Much like the cybersecurity program as a whole, it’s important that risk assessments are adjusted frequently to account for new threats or changes in resource availability. Good practice is to perform an assessment annually and adjust mitigation plans accordingly. During examination, plan sponsors will need to be able to demonstrate to the EBSA that a regular risk assessment is performed and mitigation plans are developed accordingly.
While evaluating the risks, it’s possible to find instances where the best solution is to transfer the risk to an outsourced service provider. Typically, these providers will supply and help maintain the underlying IT systems that support the operation and administration of 401(k) plans. In cases where vendors are used, it is important that plan sponsors take on an investigative role to determine what safeguards they have in place and evaluate the appropriateness of their cybersecurity program. Plan sponsors are expected to ensure standards regarding confidentiality, availability, and integrity are set and maintained through language in contractual agreements, and through regular vendor review. Information systems audits performed by an independent third party can be a great resource for plan sponsors in reviewing the safeguards vendors employ as part of their cybersecurity programs.
Where should a plan sponsor start if they don’t have a cybersecurity program in place?
The best place to begin building a robust cybersecurity program is with strong policies and procedures. Senior leadership should be involved in the research and development of specific policies covering a wide range of security topics. Special attention should be given to policies surrounding participants’ sensitive data, who can access it, and how it will be stored. Next, these policies and procedures should be well understood by everyone using them and should regularly be reinforced through training and leadership example.
How do I know if my current security policies are sufficient?

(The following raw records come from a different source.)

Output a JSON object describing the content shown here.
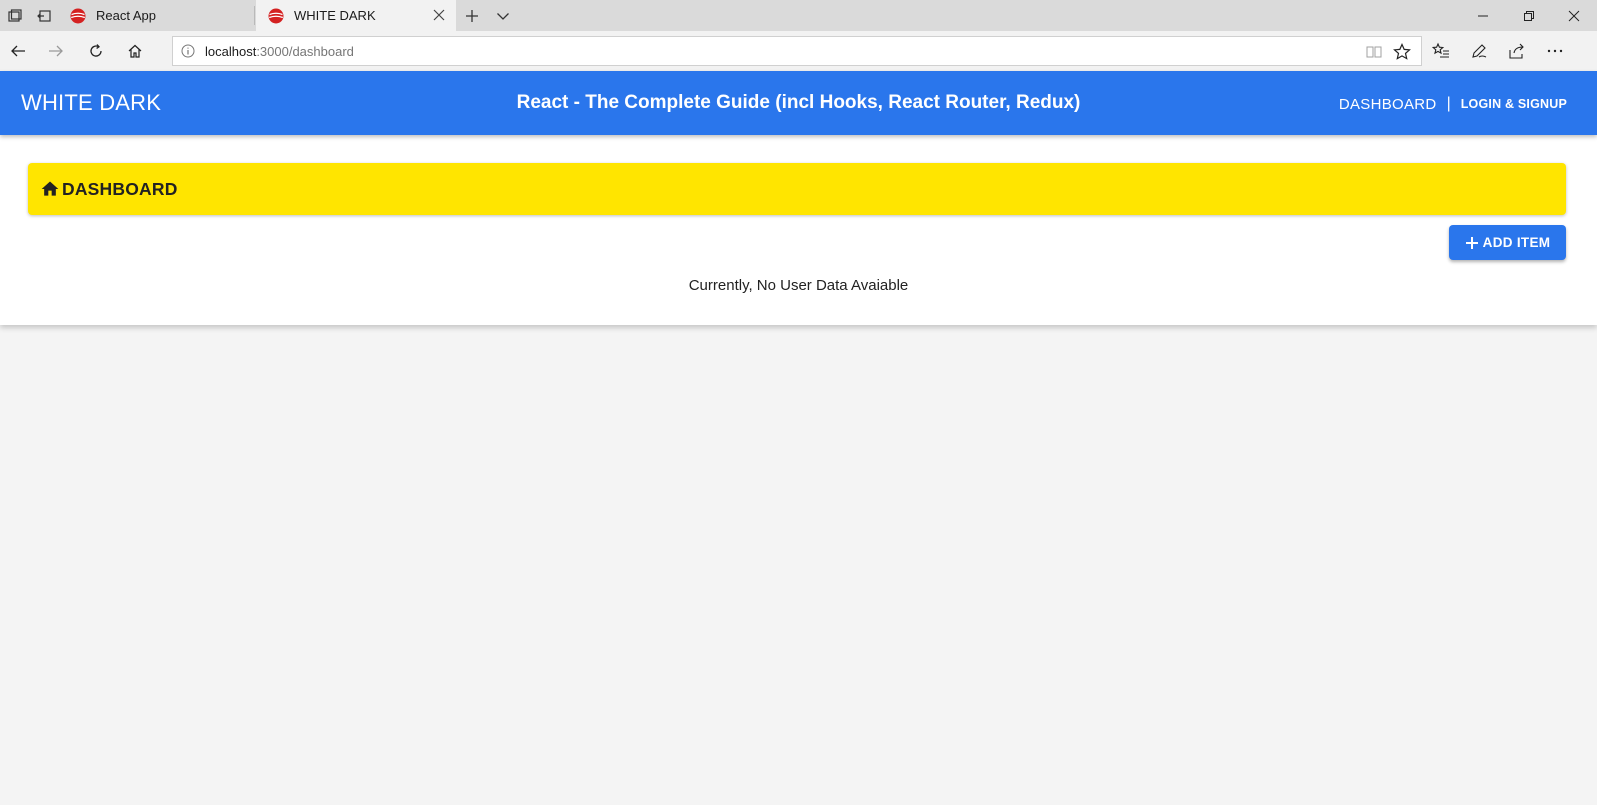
{
  "browser": {
    "tabs": [
      {
        "title": "React App",
        "active": false
      },
      {
        "title": "WHITE DARK",
        "active": true
      }
    ],
    "url_host": "localhost",
    "url_path": ":3000/dashboard"
  },
  "header": {
    "brand": "WHITE DARK",
    "course_title": "React - The Complete Guide (incl Hooks, React Router, Redux)",
    "nav_dashboard": "DASHBOARD",
    "nav_separator": "|",
    "nav_login": "LOGIN & SIGNUP"
  },
  "dashboard": {
    "title": "DASHBOARD",
    "add_button_label": "ADD ITEM",
    "empty_message": "Currently, No User Data Avaiable"
  },
  "colors": {
    "primary": "#2a76ec",
    "banner": "#ffe500",
    "page_bg": "#f4f4f4"
  }
}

One of the biggest challenges in cybersecurity, especially when establishing appropriate security policies, is trying to set up defenses without knowing for sure where the attack will come from or what it will look like. A great resource to use, and something EBSA will expect to see is that your security policies and practices are evaluated against frameworks that have been established by authoritative bodies. A popular example is the National Institute of Standards and Technology’s Cybersecurity Framework (NIST CSF). Assurance and recommendations can also be gained from independent third-party assessments of your organization’s current practices.
What are some threats that plan sponsors need to be aware of?
We’ve probably all heard of the dangers of phishing emails, or scam phone calls, but social engineering remains one of the biggest threats to organizations and has only gotten more dangerous. With the help of AI, phishing emails are becoming harder to distinguish from legitimate requests, and attackers are even able to replicate the voices and likenesses of company executives to request confidential information. Hackers will use these and similar methods to gather usernames, passwords, and other forms of authentication to gain access to a company. From there, they can compromise sensitive user data, or even encrypt files, making them impossible to access without paying a ransom.